Texto em que o autor apresenta e defende suas ideias e opiniões, a partir da interpretação de fatos e dados.
Bolsonaristas usam estratégia chavista de confronto com Judiciário
Em 1999, em entrevista ao jornal O Estado de S.Paulo e em discurso na tribuna da Câmara dos Deputados, o então deputado federal Jair Bolsonaro fez elogios entusiasmados ao presidente venezuelano Hugo Chávez, que havia tomado posse naquele ano. Entre os aspectos positivos que Bolsonaro via em Chávez estava sua origem militar e seus planos de reformar o Legislativo e o Judiciário, dois poderes contaminados pela "omissão", "ineficiência" e "corrupção", segundo palavras pinçadas pelo deputado de uma carta enviada por um leitor ao jornal O Globo.
Mais tarde, conforme Bolsonaro foi intensificando seu viés antiesquerdista (na entrevista de 1999 ele dizia que não era um anticomunista), o atual presidente brasileiro passou a adotar o chavismo como um de seus inimigos preferenciais.
Mas ele nunca se distanciou daquilo que admirava em Chávez desde o princípio: o militarismo na política e a aversão à independência entre os poderes.
Os dois primeiros anos de Bolsonaro foram marcados pela incorporação de militares em postos de relevo no Executivo e pela guerra de atrito com o Congresso Nacional e com o Supremo Tribunal Federal (STF).

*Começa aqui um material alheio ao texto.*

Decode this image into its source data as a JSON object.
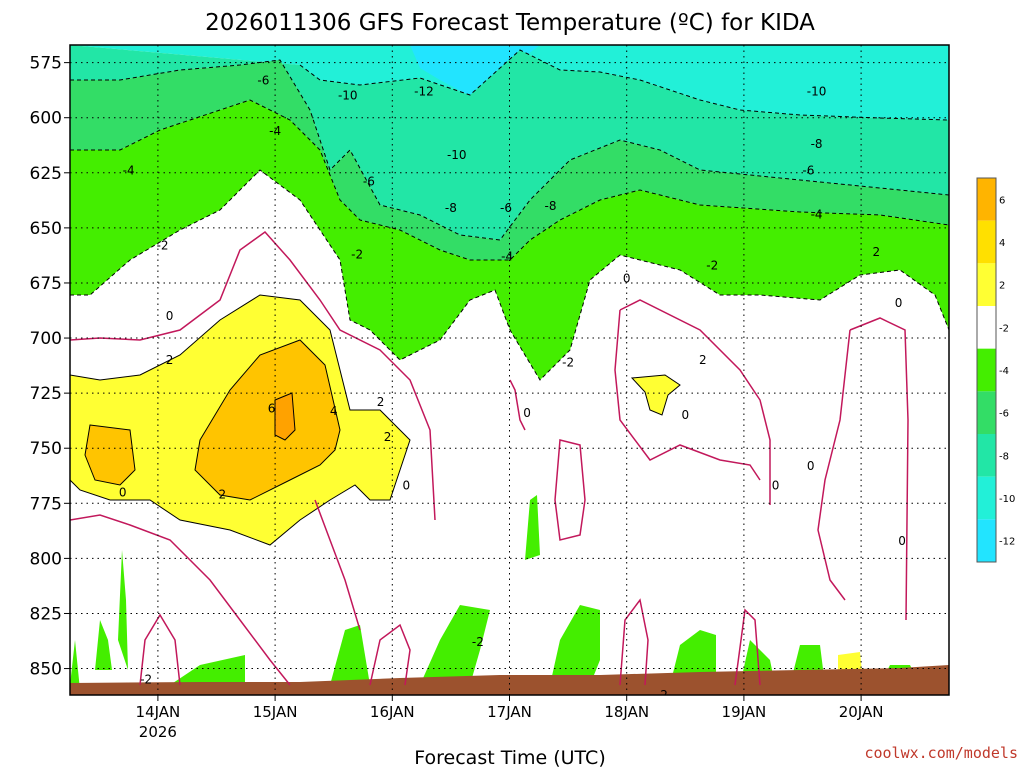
{
  "chart_data": {
    "type": "contour",
    "title": "2026011306 GFS Forecast Temperature (ºC) for KIDA",
    "xlabel": "Forecast Time (UTC)",
    "ylabel": "",
    "y_axis": {
      "ticks": [
        575,
        600,
        625,
        650,
        675,
        700,
        725,
        750,
        775,
        800,
        825,
        850
      ],
      "ylim": [
        862,
        567
      ],
      "inverted": true
    },
    "x_axis": {
      "ticks": [
        {
          "label": "14JAN",
          "sublabel": "2026"
        },
        {
          "label": "15JAN",
          "sublabel": ""
        },
        {
          "label": "16JAN",
          "sublabel": ""
        },
        {
          "label": "17JAN",
          "sublabel": ""
        },
        {
          "label": "18JAN",
          "sublabel": ""
        },
        {
          "label": "19JAN",
          "sublabel": ""
        },
        {
          "label": "20JAN",
          "sublabel": ""
        }
      ],
      "tick_values": [
        14,
        15,
        16,
        17,
        18,
        19,
        20
      ],
      "xlim": [
        13.25,
        20.75
      ]
    },
    "grid": true,
    "colorbar": {
      "labels": [
        "6",
        "4",
        "2",
        "-2",
        "-4",
        "-6",
        "-8",
        "-10",
        "-12"
      ],
      "colors": [
        "#ffb400",
        "#ffe000",
        "#ffff33",
        "#ffffff",
        "#44ee00",
        "#33dd66",
        "#22e6a6",
        "#22f0d8",
        "#22e4ff"
      ]
    },
    "contour_labels": [
      {
        "text": "-6",
        "t": 14.9,
        "p": 583
      },
      {
        "text": "-10",
        "t": 15.62,
        "p": 590
      },
      {
        "text": "-12",
        "t": 16.27,
        "p": 588
      },
      {
        "text": "-10",
        "t": 19.62,
        "p": 588
      },
      {
        "text": "-4",
        "t": 15.0,
        "p": 606
      },
      {
        "text": "-8",
        "t": 19.62,
        "p": 612
      },
      {
        "text": "-10",
        "t": 16.55,
        "p": 617
      },
      {
        "text": "-4",
        "t": 13.75,
        "p": 624
      },
      {
        "text": "-6",
        "t": 15.8,
        "p": 629
      },
      {
        "text": "-6",
        "t": 19.55,
        "p": 624
      },
      {
        "text": "-8",
        "t": 16.5,
        "p": 641
      },
      {
        "text": "-6",
        "t": 16.97,
        "p": 641
      },
      {
        "text": "-8",
        "t": 17.35,
        "p": 640
      },
      {
        "text": "-4",
        "t": 19.62,
        "p": 644
      },
      {
        "text": "-2",
        "t": 14.04,
        "p": 658
      },
      {
        "text": "-2",
        "t": 15.7,
        "p": 662
      },
      {
        "text": "-4",
        "t": 16.98,
        "p": 663
      },
      {
        "text": "2",
        "t": 20.13,
        "p": 661
      },
      {
        "text": "-2",
        "t": 18.73,
        "p": 667
      },
      {
        "text": "0",
        "t": 18.0,
        "p": 673
      },
      {
        "text": "0",
        "t": 14.1,
        "p": 690
      },
      {
        "text": "0",
        "t": 20.32,
        "p": 684
      },
      {
        "text": "2",
        "t": 14.1,
        "p": 710
      },
      {
        "text": "-2",
        "t": 17.5,
        "p": 711
      },
      {
        "text": "2",
        "t": 18.65,
        "p": 710
      },
      {
        "text": "2",
        "t": 15.9,
        "p": 729
      },
      {
        "text": "6",
        "t": 14.97,
        "p": 732
      },
      {
        "text": "4",
        "t": 15.5,
        "p": 733
      },
      {
        "text": "0",
        "t": 17.15,
        "p": 734
      },
      {
        "text": "0",
        "t": 18.5,
        "p": 735
      },
      {
        "text": "2",
        "t": 15.96,
        "p": 745
      },
      {
        "text": "0",
        "t": 19.57,
        "p": 758
      },
      {
        "text": "0",
        "t": 13.7,
        "p": 770
      },
      {
        "text": "2",
        "t": 14.55,
        "p": 771
      },
      {
        "text": "0",
        "t": 16.12,
        "p": 767
      },
      {
        "text": "0",
        "t": 19.27,
        "p": 767
      },
      {
        "text": "0",
        "t": 20.35,
        "p": 792
      },
      {
        "text": "-2",
        "t": 16.73,
        "p": 838
      },
      {
        "text": "-2",
        "t": 13.9,
        "p": 855
      },
      {
        "text": "-2",
        "t": 18.3,
        "p": 862
      }
    ]
  },
  "credit": "coolwx.com/models"
}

Chávez também teve um início atribulado na relação com os outros poderes, especialmente com o Judiciário. Sua estratégia era a de esticar a corda ao máximo, acusando os juízes do Tribunal Supremo de Justiça, o STF da Venezuela, de toda sorte de ilegalidades e de golpismo.
Um discurso muito semelhante ao que se vê, hoje, entre os influenciadores digitais mais aguerridos do bolsonarismo — e que aparece de maneira bastante explícita no vídeo do deputado federal Daniel Silveira (PSL-RJ) contra o STF.
Chávez esticou tanto a corda da democracia que acabou enfrentando uma tentativa frustrada de golpe, em 2002. A partir daí, aconselhado por Cuba, colocou em marcha seu plano de assumir o controle definitivo do Judiciário.
Antes de qualquer coisa, precisava convencer o povo venezuelano de que o sistema judicial era uma ameaça ao país. Essa ideia permeava todo o discurso de Chávez e de seu entorno mais fiel e era repetida à exaustão nas transmissões semanais que ele fazia na TV (muito parecidas com as lives de quinta-feira de Bolsonaro).
Em uma entrevista concedida em agosto de 2002, por exemplo, Chávez disse que a suprema corte de seu país atropelava a justiça e representava uma "imoralidade sem precedentes na história do mundo". Também afirmou que escutara rumores de que os juízes da corte ficavam "se embebedando nos bares de Caracas" e que vendiam sentenças. E arrematou: "Não vamos permitir que a Constituição seja atropelada. Que não acreditem, eles e seus chefes, aqueles que lhes pagam, que vamos ficar de braços cruzados."
A retórica de que a verdadeira ameaça à democracia residia na corte suprema era necessária para dar credibilidade e justificativa às medidas práticas para acabar de vez com a independência do Judiciário.
Isso só aconteceu, de fato, em 2004. Ou seja, Chávez passou cinco anos construindo uma narrativa contrária à corte suprema, antes de dar o seu golpe. Naquele ano, valendo-se de uma maioria simples no Legislativo, Chávez conseguiu aprovar uma lei aumentando de 20 para 32 o total de magistrados na corte.
Dessa forma, de uma só vez, Chávez indicou doze novos juízes supremos, fazendo a balança da Justiça pender totalmente para o seu lado a partir de então. Daquele momento em diante, Chávez passou a merecer o aposto de ditador.
Foi por meio do controle da suprema corte que o chavismo usou a democracia para destruir a democracia, cujo desmonte continuou, paulatinamente, nos anos seguintes.
A lição mais importante da Venezuela é que planos autoritários se travestem de defesa da legalidade e da "verdadeira" Justiça. E que, para construir essa narrativa, utiliza-se de uma estratégia de longo prazo de confronto permanente com as instituições.
Os agentes desse plano procuram esticar ao máximo a corda, ultrapassando os limites do aceitável em uma democracia, só para forçar quem está na outra ponta (no caso, a suprema corte) a tomar medidas drásticas para evitar seu rompimento. E assim cria-se a justificativa para virar o jogo, acabando com a independência dos poderes.
O bolsonarismo segue o roteiro à risca.